PBOC Promises Stricter Regulations On Online Forex Market
Chinese authorities are looking to roll out new measures that will result in a stricter regime for forex trading platforms. An official from the People’s Bank of China (PBOC) recently opened up on how local authorities are paying more attention to the online finance market.
With China’s strict laws on capital outflow, officials are vowing to take further steps to protect the Chinese financial system and be a lot more stringent with companies offering online trading platforms. The PBOC has already met with the Ministry of Public Security and the two regulators have promised to cooperate with each other to ensure that the Chinese financial markets will be safeguarded from threats.
This is a sign of yet another crackdown on a variety of threats that can shake the stability of the Chinese economy. This includes forex trading platforms, Internet finance and shadow banks.
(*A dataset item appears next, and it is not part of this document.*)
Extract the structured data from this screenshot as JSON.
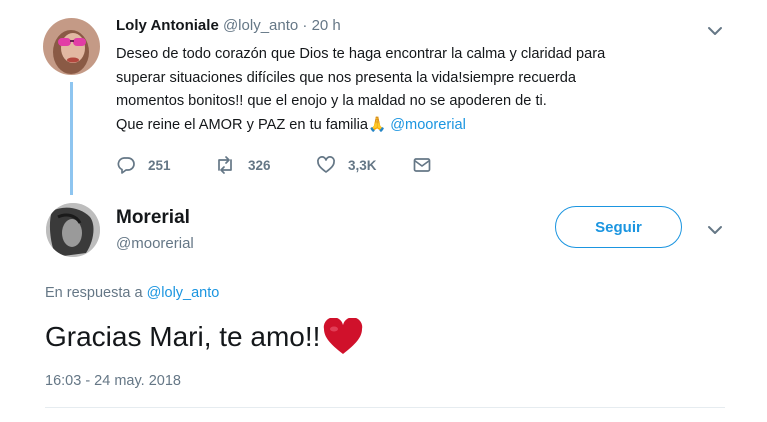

China has been clamping down on capital outflows for a couple of years now to combat the weakening of the yuan and a lower forex reserve. Those measures have been mostly successful, but there are still some methods that Chinese residents are using to move money out of the country. Forex trading allows Chinese residents to convert their yuan to foreign money to be spent overseas, which pose concerns for Chinese officials.
Hong Kong: Safe Haven For Forex Traders
Fortunately for forex traders, Hong Kong has become a sort of safe haven from these tighter capital controls. Many forex brokers have moved their operations to the island. The ability to trade with the Chinese market is becoming more important for global forex traders as the new European regulations are starting to be implemented.
The European Securities and Markets Authority (ESMA) recently approved new regulations that impose strict regulations on contracts for differences (CFDs) and a ban on binary options. These new regulations will hurt thousands of forex traders across the EU and impact a number of financial firms. Some of these firms are looking at taking their operations outside the EU and moving into Asian markets such as China to continue their business. Most of these EU based forex firms tend to partner with domestic Asian firms to expand their presence into new markets.
However, it appears that China might be taking a leaf out of ESMA’s book and turning up the heat on online forex firms in the country. They will most likely now focus on Hong Kong to set up new operations.